At Al’s Breakfast, hope is on the menu.

And it could be for the coming weekends, depending on how long the attack on Ukraine lasts.

This is just one of the many ways Minnesotans are coming up with unique ways to raise funds and try to make a change from so far away.

“I see things happening that I think are unfair, but I also have Ukrainian family, so I’m making that connection,” said Alison Kirwin, the owner of Al’s breakfastsaid as she stood inside the cramped Minneapolis cafe, with a line of hungry customers at her door.

Al’s Breakfast posted an unsolicited message on Facebook, announcing that it would have a special menu for this weekend: Syrniki, or cheese pancakes, which is a traditional treat in Ukraine. Proceeds from the pancakes will go directly to help Ukraine.

Customers crossed state lines to support the restaurant’s good cause.

“It’s amazing to see the resilience of the Ukrainian people and anyway you can help help them, it’s great,” said Andy Wright, who says he drove from Hudson, WI, to enjoy his meal.

But that’s not the only way people get involved to feel like they’re helping Ukrainians in the fight against Russia.

People from all over the country are praising Airbnb in Ukraine without actually registering. The idea is that they hope the money will go directly to the people who need it.
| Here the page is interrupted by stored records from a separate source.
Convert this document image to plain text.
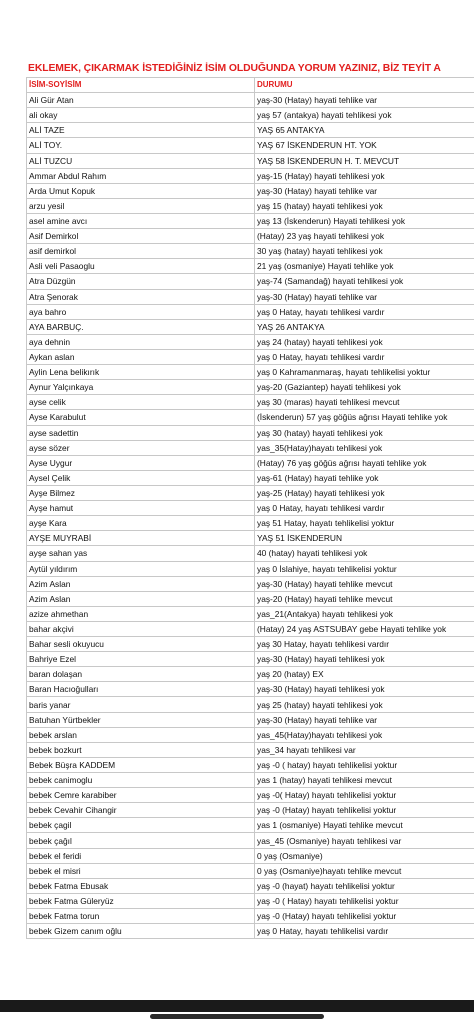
EKLEMEK, ÇIKARMAK İSTEDİĞİNİZ İSİM OLDUĞUNDA YORUM YAZINIZ, BİZ TEYİT A
İSİM-SOYİSİM	DURUMU
Ali Gür Atan	yaş-30 (Hatay) hayati tehlike var
ali okay	yaş 57 (antakya) hayati tehlikesi yok
ALİ TAZE	YAŞ 65 ANTAKYA
ALİ TOY.	YAŞ 67 İSKENDERUN HT. YOK
ALİ TUZCU	YAŞ 58 İSKENDERUN H. T. MEVCUT
Ammar Abdul Rahım	yaş-15 (Hatay) hayati tehlikesi yok
Arda Umut Kopuk	yaş-30 (Hatay) hayati tehlike var
arzu yesil	yaş 15 (hatay) hayati tehlikesi yok
asel amine avcı	yaş 13 (İskenderun) Hayati tehlikesi yok
Asif Demirkol	(Hatay) 23 yaş hayati tehlikesi yok
asif demirkol	30 yaş (hatay) hayati tehlikesi yok
Asli veli Pasaoglu	21 yaş (osmaniye) Hayati tehlike yok
Atra Düzgün	yaş-74 (Samandağ) hayati tehlikesi yok
Atra Şenorak	yaş-30 (Hatay) hayati tehlike var
aya bahro	yaş 0 Hatay, hayatı tehlikesi vardır
AYA BARBUÇ.	YAŞ 26 ANTAKYA
aya dehnin	yaş 24 (hatay) hayati tehlikesi yok
Aykan aslan	yaş 0 Hatay, hayatı tehlikesi vardır
Aylin Lena belikırık	yaş 0 Kahramanmaraş, hayatı tehlikelisi yoktur
Aynur Yalçınkaya	yaş-20 (Gaziantep) hayati tehlikesi yok
ayse celik	yaş 30 (maras) hayati tehlikesi mevcut
Ayse Karabulut	(İskenderun) 57 yaş göğüs ağrısı Hayati tehlike yok
ayse sadettin	yaş 30 (hatay) hayati tehlikesi yok
ayse sözer	yas_35(Hatay)hayatı tehlikesi yok
Ayse Uygur	(Hatay) 76 yaş göğüs ağrısı hayati tehlike yok
Aysel Çelik	yaş-61 (Hatay) hayati tehlike yok
Ayşe Bilmez	yaş-25 (Hatay) hayati tehlikesi yok
Ayşe hamut	yaş 0 Hatay, hayatı tehlikesi vardır
ayşe Kara	yaş 51 Hatay, hayatı tehlikelisi yoktur
AYŞE MUYRABİ	YAŞ 51 İSKENDERUN
ayşe sahan yas	40 (hatay) hayati tehlikesi yok
Aytül yıldırım	yaş 0 İslahiye, hayatı tehlikelisi yoktur
Azim Aslan	yaş-30 (Hatay) hayati tehlike mevcut
Azim Aslan	yaş-20 (Hatay) hayati tehlike mevcut
azize ahmethan	yas_21(Antakya) hayatı tehlikesi yok
bahar akçivi	(Hatay) 24 yaş ASTSUBAY gebe Hayati tehlike yok
Bahar sesli okuyucu	yaş 30 Hatay, hayatı tehlikesi vardır
Bahriye Ezel	yaş-30 (Hatay) hayati tehlikesi yok
baran dolaşan	yaş 20 (hatay) EX
Baran Hacıoğulları	yaş-30 (Hatay) hayati tehlikesi yok
baris yanar	yaş 25 (hatay) hayati tehlikesi yok
Batuhan Yürtbekler	yaş-30 (Hatay) hayati tehlike var
bebek arslan	yas_45(Hatay)hayatı tehlikesi yok
bebek bozkurt	yas_34 hayatı tehlikesi var
Bebek Büşra KADDEM	yaş -0 ( hatay) hayatı tehlikelisi yoktur
bebek canimoglu	yas 1 (hatay) hayati tehlikesi mevcut
bebek Cemre karabiber	yaş -0( Hatay) hayatı tehlikelisi yoktur
bebek Cevahir Cihangir	yaş -0 (Hatay) hayatı tehlikelisi yoktur
bebek çagil	yas 1 (osmaniye) Hayati tehlike mevcut
bebek çağıl	yas_45 (Osmaniye) hayatı tehlikesi var
bebek el feridi	0 yaş (Osmaniye)
bebek el misri	0 yaş (Osmaniye)hayatı tehlike mevcut
bebek Fatma Ebusak	yaş -0 (hayat) hayatı tehlikelisi yoktur
bebek Fatma Güleryüz	yaş -0 ( Hatay) hayatı tehlikelisi yoktur
bebek Fatma torun	yaş -0 (Hatay) hayatı tehlikelisi yoktur
bebek Gizem canım oğlu	yaş 0 Hatay, hayatı tehlikelisi vardır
Airbnb is also working to host 100,000 refugees fleeing Ukraine for free, according to Brian Chesky, co-founder and CEO of the accommodation company, who tweeted online.

Etsy does something similar.

After a flood of people started downloading digital files directly from Ukrainian stores, the online retailer compiled Exclusively Ukrainian suppliers on its site and has also eliminated sales fees for these accounts so they can fundraise to stand a chance against the Russian military, or on their journeys across the border to safety.

In Minnesota, Iryna Westerfrom Ukraine, came up with a small fundraiser that has since gone viral.

First, Wester began to create earrings in honor of Kiev and his parents who are waiting for the end of the fight in the capital.

“It is not easy.” Wester said as she started to tear up. “It’s nice to have a good base of friends here. So I have a ton of friends here who take care of me and check up on me every day. But it’s not about me, of course, it’s about the people at home. But you are connected to them. But once you stay sane and keep doing what you’re doing, you can help more than just crashing. She added.

With a little suggestion from a friend, the earrings turned into these blue and yellow flower pins which have since grown in popularity.

In just a few weeks, Wester sold more than $8,000 worth of pins that she says went straight to the Ukrainian military.